Intisari-online.com -Pangeran Tamjidillah adalah salah satu tokoh sejarah yang kontroversial di Kalimantan Selatan.
Ia adalah putra tidak sah dari Sultan Adam, raja Kesultanan Banjar yang terakhir.
Ia lahir dari hubungan Sultan Adam dengan seorang selir bernama Nyai Siti Aminah.
Ia tidak diakui sebagai putra mahkota oleh ayahnya, karena Sultan Adam sudah memiliki putra sah dari permaisuri, yaitu Pangeran Antasari.
Pada tahun 1859, terjadi pemberontakan rakyat Banjar melawan penjajahan Belanda yang dipimpin oleh Pangeran Antasari.
Pemberontakan ini mendapat dukungan dari rakyat dan para bangsawan Banjar, termasuk Pangeran Hidayatullah, adik tiri Pangeran Tamjidillah.
Namun, Pangeran Tamjidillah tidak ikut berjuang bersama saudara-saudaranya.
Ia malah memihak kepada Belanda dan memberikan konsesi batu bara di wilayah Banjar kepada pihak penjajah.
Konsesi batu bara ini sangat menguntungkan bagi Belanda, karena batu bara merupakan sumber energi penting untuk menggerakkan mesin-mesin industri dan transportasi pada masa itu.

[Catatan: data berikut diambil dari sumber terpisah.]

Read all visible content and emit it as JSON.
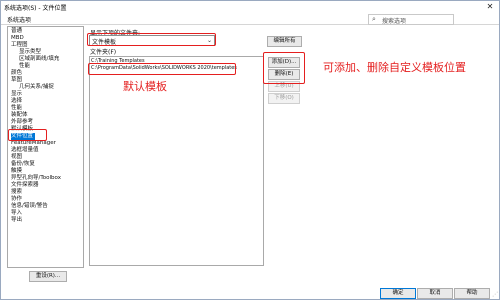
{
  "window": {
    "title": "系统选项(S) - 文件位置",
    "controls": {
      "close": "✕"
    }
  },
  "tabs": {
    "system_options": "系统选项"
  },
  "search": {
    "placeholder": "搜索选项",
    "icon": "search-icon"
  },
  "tree": {
    "items": [
      {
        "label": "普通"
      },
      {
        "label": "MBD"
      },
      {
        "label": "工程图"
      },
      {
        "label": "显示类型"
      },
      {
        "label": "区域剖面线/填充"
      },
      {
        "label": "性能"
      },
      {
        "label": "颜色"
      },
      {
        "label": "草图"
      },
      {
        "label": "几何关系/捕捉"
      },
      {
        "label": "显示"
      },
      {
        "label": "选择"
      },
      {
        "label": "性能"
      },
      {
        "label": "装配体"
      },
      {
        "label": "外部参考"
      },
      {
        "label": "默认模板"
      },
      {
        "label": "文件位置"
      },
      {
        "label": "FeatureManager"
      },
      {
        "label": "选框增量值"
      },
      {
        "label": "视图"
      },
      {
        "label": "备份/恢复"
      },
      {
        "label": "触摸"
      },
      {
        "label": "异型孔向导/Toolbox"
      },
      {
        "label": "文件探索器"
      },
      {
        "label": "搜索"
      },
      {
        "label": "协作"
      },
      {
        "label": "信息/错误/警告"
      },
      {
        "label": "导入"
      },
      {
        "label": "导出"
      }
    ],
    "selected": "文件位置"
  },
  "reset_button": "重设(R)...",
  "main": {
    "show_folders_label": "显示下项的文件夹:",
    "dropdown_value": "文件模板",
    "edit_all_button": "编辑所有",
    "folders_label": "文件夹(F)",
    "folders": [
      "C:\\Training Templates",
      "C:\\ProgramData\\SolidWorks\\SOLIDWORKS 2020\\templates"
    ],
    "buttons": {
      "add": "添加(D)...",
      "delete": "删除(E)",
      "up": "上移(U)",
      "down": "下移(O)"
    }
  },
  "annotations": {
    "default_template": "默认模板",
    "add_delete": "可添加、删除自定义模板位置"
  },
  "footer": {
    "ok": "确定",
    "cancel": "取消",
    "help": "帮助"
  },
  "colors": {
    "annotation_red": "#e41f1f",
    "selection_blue": "#0078d7"
  }
}
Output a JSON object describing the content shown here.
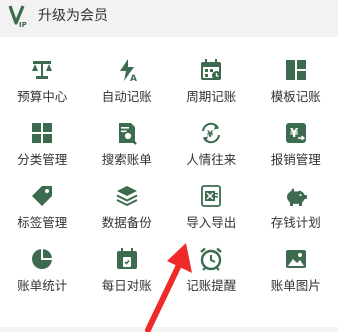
{
  "header": {
    "title": "升级为会员",
    "logo_icon": "vip-logo-icon"
  },
  "accent_color": "#3d6b4f",
  "grid": [
    {
      "label": "预算中心",
      "icon": "scale-icon"
    },
    {
      "label": "自动记账",
      "icon": "auto-bookkeeping-icon"
    },
    {
      "label": "周期记账",
      "icon": "recurring-calendar-icon"
    },
    {
      "label": "模板记账",
      "icon": "template-icon"
    },
    {
      "label": "分类管理",
      "icon": "category-grid-icon"
    },
    {
      "label": "搜索账单",
      "icon": "search-document-icon"
    },
    {
      "label": "人情往来",
      "icon": "money-exchange-icon"
    },
    {
      "label": "报销管理",
      "icon": "reimbursement-icon"
    },
    {
      "label": "标签管理",
      "icon": "tag-icon"
    },
    {
      "label": "数据备份",
      "icon": "layers-icon"
    },
    {
      "label": "导入导出",
      "icon": "excel-import-export-icon"
    },
    {
      "label": "存钱计划",
      "icon": "piggy-bank-icon"
    },
    {
      "label": "账单统计",
      "icon": "pie-chart-icon"
    },
    {
      "label": "每日对账",
      "icon": "daily-check-calendar-icon"
    },
    {
      "label": "记账提醒",
      "icon": "alarm-clock-icon"
    },
    {
      "label": "账单图片",
      "icon": "picture-icon"
    }
  ]
}
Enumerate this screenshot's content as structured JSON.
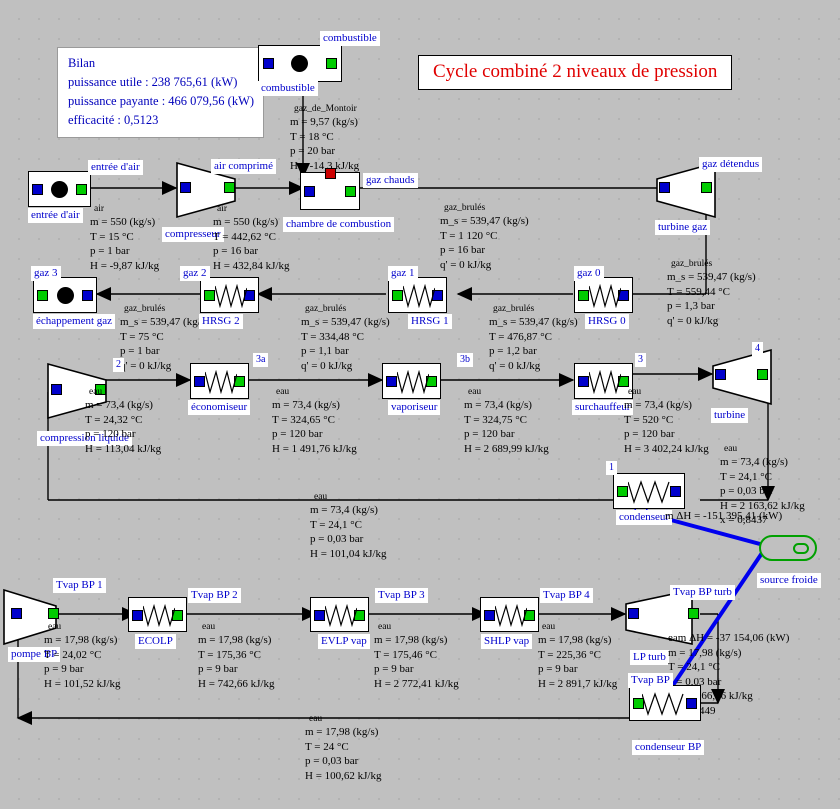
{
  "title": "Cycle combiné 2 niveaux de pression",
  "bilan": {
    "heading": "Bilan",
    "line1": "puissance  utile : 238 765,61 (kW)",
    "line2": "puissance payante : 466 079,56 (kW)",
    "line3": "efficacité : 0,5123"
  },
  "tags": {
    "combustible_top": "combustible",
    "combustible_unit": "combustible",
    "entree_air_stream": "entrée d'air",
    "entree_air_unit": "entrée d'air",
    "air_comprime": "air comprimé",
    "compresseur": "compresseur",
    "chambre": "chambre de combustion",
    "gaz_chauds": "gaz chauds",
    "gaz_detendus": "gaz détendus",
    "turbine_gaz": "turbine gaz",
    "gaz3": "gaz 3",
    "echappement": "échappement gaz",
    "gaz2": "gaz 2",
    "hrsg2": "HRSG 2",
    "gaz1": "gaz 1",
    "hrsg1": "HRSG 1",
    "gaz0": "gaz 0",
    "hrsg0": "HRSG 0",
    "n2": "2",
    "compression_liquide": "compression liquide",
    "n3a": "3a",
    "economiseur": "économiseur",
    "n3b": "3b",
    "vaporiseur": "vaporiseur",
    "n3": "3",
    "surchauffeur": "surchauffeur",
    "n4": "4",
    "turbine": "turbine",
    "n1": "1",
    "condenseur": "condenseur",
    "source_froide": "source froide",
    "tvap_bp1": "Tvap BP 1",
    "pompe_bp": "pompe BP",
    "tvap_bp2": "Tvap BP 2",
    "ecolp": "ECOLP",
    "tvap_bp3": "Tvap BP 3",
    "evlp_vap": "EVLP vap",
    "tvap_bp4": "Tvap BP 4",
    "shlp_vap": "SHLP vap",
    "tvap_bp_turb": "Tvap BP turb",
    "lp_turb": "LP turb",
    "tvap_bp": "Tvap BP",
    "condenseur_bp": "condenseur BP"
  },
  "streams": {
    "gaz_de_montoir": {
      "name": "gaz_de_Montoir",
      "l1": "m = 9,57 (kg/s)",
      "l2": "T = 18 °C",
      "l3": "p = 20 bar",
      "l4": "H = -14,3 kJ/kg"
    },
    "air_in": {
      "name": "air",
      "l1": "m = 550 (kg/s)",
      "l2": "T = 15 °C",
      "l3": "p = 1 bar",
      "l4": "H = -9,87 kJ/kg"
    },
    "air_comp": {
      "name": "air",
      "l1": "m = 550 (kg/s)",
      "l2": "T = 442,62 °C",
      "l3": "p = 16 bar",
      "l4": "H = 432,84 kJ/kg"
    },
    "gaz_brules_hot": {
      "name": "gaz_brulés",
      "l1": "m_s = 539,47 (kg/s)",
      "l2": "T = 1 120 °C",
      "l3": "p = 16 bar",
      "l4": "q' = 0 kJ/kg"
    },
    "gaz_brules_exp": {
      "name": "gaz_brulés",
      "l1": "m_s = 539,47 (kg/s)",
      "l2": "T = 559,44 °C",
      "l3": "p = 1,3 bar",
      "l4": "q' = 0 kJ/kg"
    },
    "gaz_brules_ex": {
      "name": "gaz_brulés",
      "l1": "m_s = 539,47 (kg/s)",
      "l2": "T = 75 °C",
      "l3": "p = 1 bar",
      "l4": "q' = 0 kJ/kg"
    },
    "gaz_brules_2": {
      "name": "gaz_brulés",
      "l1": "m_s = 539,47 (kg/s)",
      "l2": "T = 334,48 °C",
      "l3": "p = 1,1 bar",
      "l4": "q' = 0 kJ/kg"
    },
    "gaz_brules_1": {
      "name": "gaz_brulés",
      "l1": "m_s = 539,47 (kg/s)",
      "l2": "T = 476,87 °C",
      "l3": "p = 1,2 bar",
      "l4": "q' = 0 kJ/kg"
    },
    "eau_2": {
      "name": "eau",
      "l1": "m = 73,4 (kg/s)",
      "l2": "T = 24,32 °C",
      "l3": "p = 120 bar",
      "l4": "H = 113,04 kJ/kg"
    },
    "eau_3a": {
      "name": "eau",
      "l1": "m = 73,4 (kg/s)",
      "l2": "T = 324,65 °C",
      "l3": "p = 120 bar",
      "l4": "H = 1 491,76 kJ/kg"
    },
    "eau_3b": {
      "name": "eau",
      "l1": "m = 73,4 (kg/s)",
      "l2": "T = 324,75 °C",
      "l3": "p = 120 bar",
      "l4": "H = 2 689,99 kJ/kg"
    },
    "eau_3": {
      "name": "eau",
      "l1": "m = 73,4 (kg/s)",
      "l2": "T = 520 °C",
      "l3": "p = 120 bar",
      "l4": "H = 3 402,24 kJ/kg"
    },
    "eau_4": {
      "name": "eau",
      "l1": "m = 73,4 (kg/s)",
      "l2": "T = 24,1 °C",
      "l3": "p = 0,03 bar",
      "l4": "H = 2 163,62 kJ/kg",
      "l5": "x = 0,8437"
    },
    "cond_duty": "m ΔH = -151 395,41 (kW)",
    "eau_1": {
      "name": "eau",
      "l1": "m = 73,4 (kg/s)",
      "l2": "T = 24,1 °C",
      "l3": "p = 0,03 bar",
      "l4": "H = 101,04 kJ/kg"
    },
    "eau_bp1": {
      "name": "eau",
      "l1": "m = 17,98 (kg/s)",
      "l2": "T = 24,02 °C",
      "l3": "p = 9 bar",
      "l4": "H = 101,52 kJ/kg"
    },
    "eau_bp2": {
      "name": "eau",
      "l1": "m = 17,98 (kg/s)",
      "l2": "T = 175,36 °C",
      "l3": "p = 9 bar",
      "l4": "H = 742,66 kJ/kg"
    },
    "eau_bp3": {
      "name": "eau",
      "l1": "m = 17,98 (kg/s)",
      "l2": "T = 175,46 °C",
      "l3": "p = 9 bar",
      "l4": "H = 2 772,41 kJ/kg"
    },
    "eau_bp4": {
      "name": "eau",
      "l1": "m = 17,98 (kg/s)",
      "l2": "T = 225,36 °C",
      "l3": "p = 9 bar",
      "l4": "H = 2 891,7 kJ/kg"
    },
    "eau_bp_turb": {
      "duty": "eam ΔH = -37 154,06 (kW)",
      "l1": "m = 17,98 (kg/s)",
      "l2": "T = 24,1 °C",
      "l3": "p = 0,03 bar",
      "l4": "H = 2 166,46 kJ/kg",
      "l5": "x = 0,8449"
    },
    "eau_bp_out": {
      "name": "eau",
      "l1": "m = 17,98 (kg/s)",
      "l2": "T = 24 °C",
      "l3": "p = 0,03 bar",
      "l4": "H = 100,62 kJ/kg"
    }
  },
  "colors": {
    "background": "#c0c0c0",
    "label_blue": "#0000cc",
    "title_red": "#e00000",
    "port_in": "#0000cc",
    "port_out": "#00cc00",
    "port_heat": "#cc0000",
    "cold_source": "#0000ee",
    "wire": "#000000"
  }
}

Belanda mendapatkan hak eksklusif untuk mengeksplorasi dan mengeksploitasi batu bara di Banjar selama 75 tahun dengan membayar pajak sebesar 10% dari hasil penjualan.
Konsesi ini juga memungkinkan Belanda untuk membangun infrastruktur seperti jalan, rel kereta api, dan pelabuhan di Banjar untuk mempermudah pengangkutan batu bara.
Baca Juga: Hamengkubuwono IX dan Pakubuwono XII, Sosok Dua Raja Jawa yang Menjadi Panglima Besar T.K.R
Pemberian konsesi batu bara oleh Pangeran Tamjidillah kepada Belanda merupakan pengkhianatan terhadap Kesultanan Banjar dan perjuangan rakyatnya.
Ia dianggap sebagai pangeran yang tidak berjiwa nasionalis dan hanya mementingkan kepentingan pribadi.
Kemudian juga dianggap sebagai pangeran yang tidak memiliki legitimasi sebagai pewaris tahta, karena ia adalah putra tidak sah dari Sultan Adam.
Akibat pengkhianatannya, Pangeran Tamjidillah ditolak oleh rakyat Banjar.
Ia tidak mendapatkan dukungan dari masyarakat dan para bangsawan Banjar.
Dia hanya mendapatkan perlindungan dari Belanda, yang mengangkatnya sebagai Sultan Banjar versi mereka pada tahun 1860.
Namun, gelar sultan ini tidak diakui oleh rakyat Banjar, yang tetap menganggap Pangeran Antasari sebagai sultan yang sah.
Pangeran Tamjidillah akhirnya meninggal pada tahun 1865 di Martapura, ibu kota Kesultanan Banjar versi Belanda.
Ia dimakamkan di sana dengan upacara keagamaan yang sederhana.
Bahkan tidak mendapatkan penghormatan layaknya seorang sultan dari rakyatnya.
Ia hanya diingat sebagai pangeran yang kontroversial dan berkhianat kepada tanah airnya.